Sri Gajanana Maharaj by continuous practice in his previous births and by the grace of his guru in this life was an adept in that science. He often said that he had yet to climb many a step, but that whatever he had learned so far, it was his bounden duty to give it to others in the name of his guru and thus help deserving humanity to see and realize the divine light inside each and every individual. His principal mission therefore was to sweep the human mind of its dirt, render it an effective reflector of the inner light and thus establish harmony or equilibrium between spirit and matter. One fact however needs special mention here. Though his mission had a positive background, Sri Gajanana Maharaj being by nature a strictly non-advertising person never allowed himself to be brought into the limelight of this world like so many other contemporary saints. He in fact left it to the seekers of truth first to seek him out of obscurity and then to attain their salvation through his guidance. This is exactly in keeping with his tendency towards self-effacement and absolute humility.

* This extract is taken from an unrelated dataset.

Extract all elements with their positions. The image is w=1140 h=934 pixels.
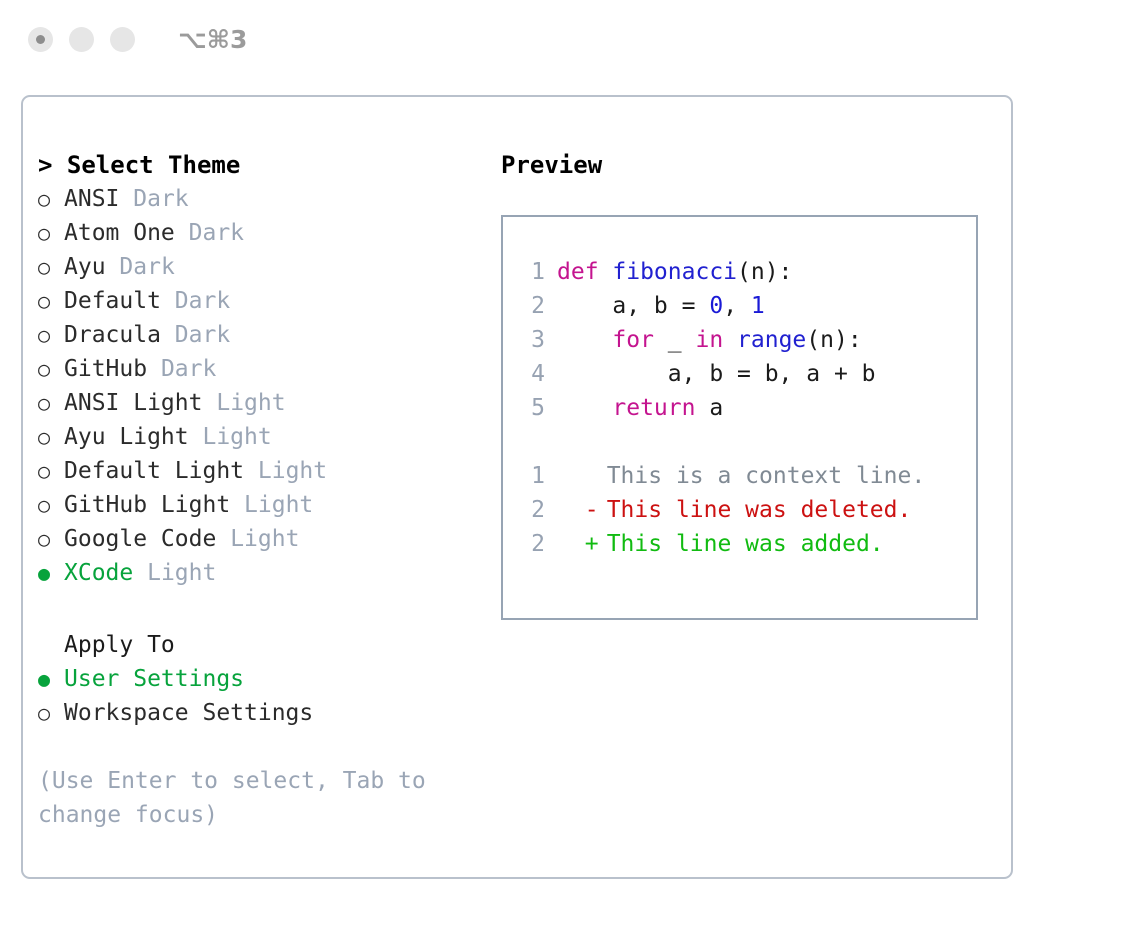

In this quality of humility and absence of egotism Sri Gajanana Maharaj stood on a very high level. His disciple Mr. Vaidya wrote, “Maharaj said to me that in the outward world I should behave towards him as if I was his elder and he (Maharaj) was a youngster.” He further wrote, “Sri Guru Gajanana Maharaj is a great personality and knows worldly as well as spiritual matters thoroughly well. If any one bows to him as a sadguru he bows to him in return. He addresses old men as fathers, young men as brothers and women as mothers or sisters, calling himself their child. His words are full of affection. He does not treat anyone as his disciple and does not accept service from anyone, but loves one and all.”
Sri Gajanana Maharaj stayed at Parel with one of his relatives for sixteen years. He remained there unknown. Nobody had the least idea that he was a yogi or a Maharaj. At Nashik, too, he was known to very few persons, and he never came into celebrity.